The proposals in my contribution included:
– to increase the number of human rights defenders actually working in the Public Monitoring Commissions;
– To be more active in enrolling human rights defenders in Public Committees of the Federal Penitentiary Service;
– To revise the implementation of penal constraints;
– To intensify human rights instruction for the staff of the prison service in their training and retraining; the development of human rights awareness among staff;
– Official visits made by senior staff of the Central Office of the Federal Penitentiary Service of Russia should include mandatory meetings with members of the local Public Monitoring Commission and with regional Human Rights Commissioners as routine.
The Minister supported these proposals. Georgy Volkov, chair of the Moscow Public Monitoring Commission, proposed the creation of a public hotline to receive complaints about human rights violations.
The Federal Penitentiary Service of Russia promised to run a trial of this phoneline the next day.
In response to my speech, the Minister expressed his readiness to meet with human rights defenders once a quarter.
Deputy Minister of Justice V.L. Kukolov reported on the preparations of the law on probation.
The bill provides for three types of probation:
– Judicial, that is, appointed by the court.
An individual rehabilitation programme is to be developed with respect to everyone on probation.

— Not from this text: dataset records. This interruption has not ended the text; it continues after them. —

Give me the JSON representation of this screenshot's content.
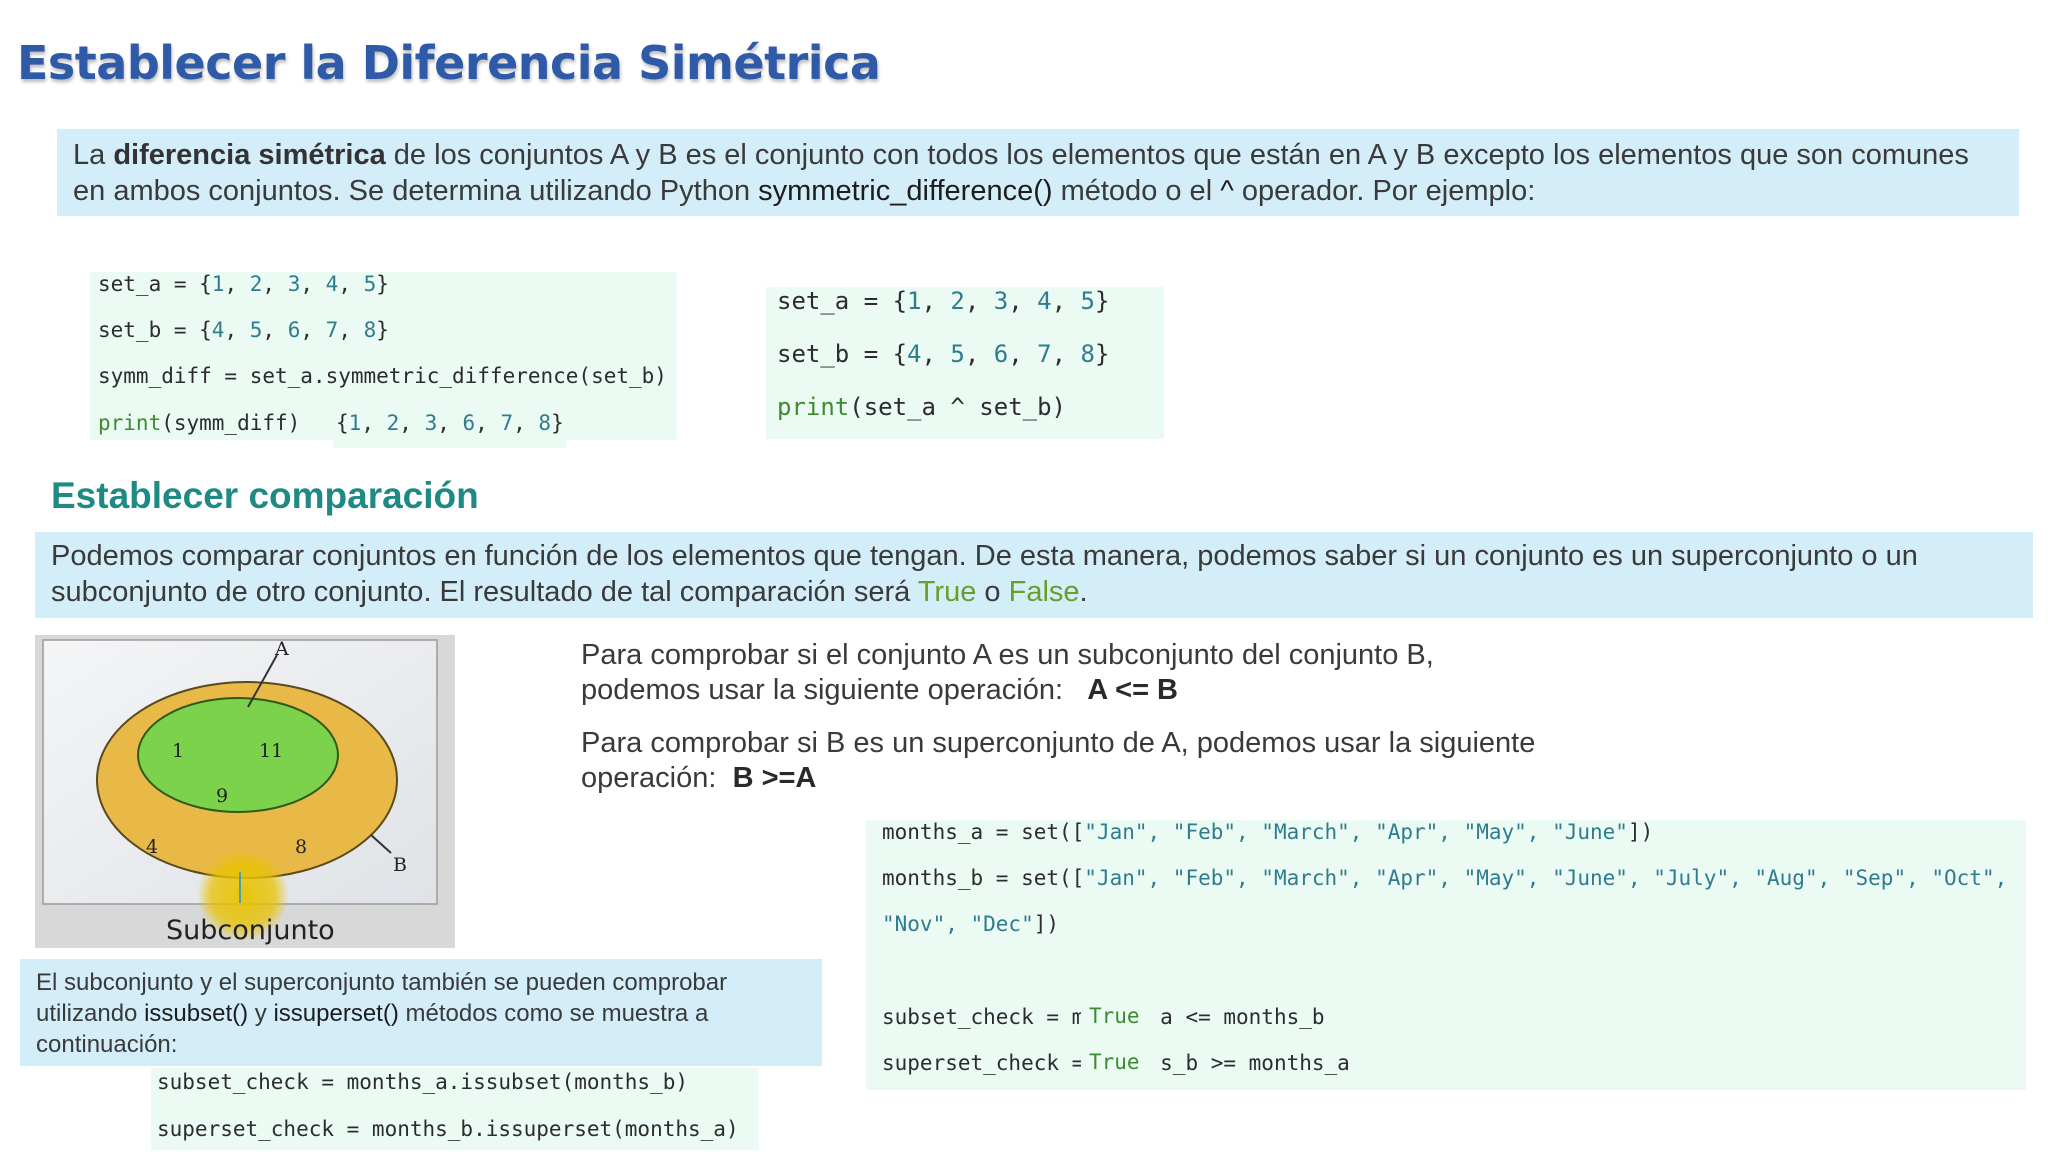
{
  "title": "Establecer la Diferencia Simétrica",
  "intro": {
    "t1": "La ",
    "bold": "diferencia simétrica",
    "t2": " de los conjuntos A y B es el conjunto con todos los elementos que están en A y B excepto los elementos que son comunes en ambos conjuntos. Se determina utilizando Python ",
    "method": "symmetric_difference()",
    "t3": " método o el ",
    "caret": "^",
    "t4": " operador. Por ejemplo:"
  },
  "code1": {
    "l1a": "set_a = {",
    "n1": "1",
    "n2": "2",
    "n3": "3",
    "n4": "4",
    "n5": "5",
    "l1z": "}",
    "l2a": "set_b = {",
    "m1": "4",
    "m2": "5",
    "m3": "6",
    "m4": "7",
    "m5": "8",
    "l2z": "}",
    "l3": "symm_diff = set_a.symmetric_difference(set_b)",
    "print_kw": "print",
    "l4": "(symm_diff)",
    "out_open": "{",
    "o1": "1",
    "o2": "2",
    "o3": "3",
    "o4": "6",
    "o5": "7",
    "o6": "8",
    "out_close": "}"
  },
  "code2": {
    "l1a": "set_a = {",
    "n1": "1",
    "n2": "2",
    "n3": "3",
    "n4": "4",
    "n5": "5",
    "l1z": "}",
    "l2a": "set_b = {",
    "m1": "4",
    "m2": "5",
    "m3": "6",
    "m4": "7",
    "m5": "8",
    "l2z": "}",
    "print_kw": "print",
    "l3": "(set_a ^ set_b)"
  },
  "section2": {
    "title": "Establecer comparación",
    "t1": "Podemos comparar conjuntos en función de los elementos que tengan. De esta manera, podemos saber si un conjunto es un superconjunto o un subconjunto de otro conjunto. El resultado de tal comparación será ",
    "true": "True",
    "or": " o ",
    "false": "False",
    "end": "."
  },
  "venn": {
    "label_a": "A",
    "label_b": "B",
    "inner": [
      "1",
      "11",
      "9"
    ],
    "outer": [
      "4",
      "8"
    ],
    "caption": "Subconjunto"
  },
  "para1": {
    "l1": "Para comprobar si el conjunto A es un subconjunto del conjunto B,",
    "l2": "podemos usar la siguiente operación:",
    "op": "A <= B"
  },
  "para2": {
    "l1": "Para comprobar si B es un superconjunto de A, podemos usar la siguiente",
    "l2": "operación:",
    "op": "B >=A"
  },
  "code3": {
    "l1a": "months_a = set([",
    "l1s": "\"Jan\", \"Feb\", \"March\", \"Apr\", \"May\", \"June\"",
    "l1z": "])",
    "l2a": "months_b = set([",
    "l2s": "\"Jan\", \"Feb\", \"March\", \"Apr\", \"May\", \"June\", \"July\", \"Aug\", \"Sep\", \"Oct\",",
    "l3s": "\"Nov\", \"Dec\"",
    "l3z": "])",
    "l4": "subset_check = m",
    "l4b": "a <= months_b",
    "l5": "superset_check =",
    "l5b": "s_b >= months_a",
    "true1": "True",
    "true2": "True"
  },
  "subset_note": {
    "t1": "El subconjunto y el superconjunto también se pueden comprobar utilizando ",
    "m1": "issubset()",
    "t2": " y ",
    "m2": "issuperset()",
    "t3": " métodos como se muestra a continuación:"
  },
  "code4": {
    "l1": "subset_check = months_a.issubset(months_b)",
    "l2": "superset_check = months_b.issuperset(months_a)"
  }
}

Psychological assistance and assistance in finding employment is provided. Unfortunately, the fourth type of probation is “pre-trial probation”, but so far it has been omitted from this law. Work on the draft bill on probation is ongoing.
The draft of a new bill on the internal regulations of the penal system was also discussed. The order will approve the internal regulations for four types of institutions – correctional institutions, educational colonies, pre-trial detention centres and correctional centres.
Maybe I’m naive, but I, and also, apparently, my colleagues Eva Merkacheva and Valentin Gefter, had the impression that K.A. Chuichenko is just the minister to bring all the institutions of the penitentiary system together, working with human rights defenders towards compliance with human rights.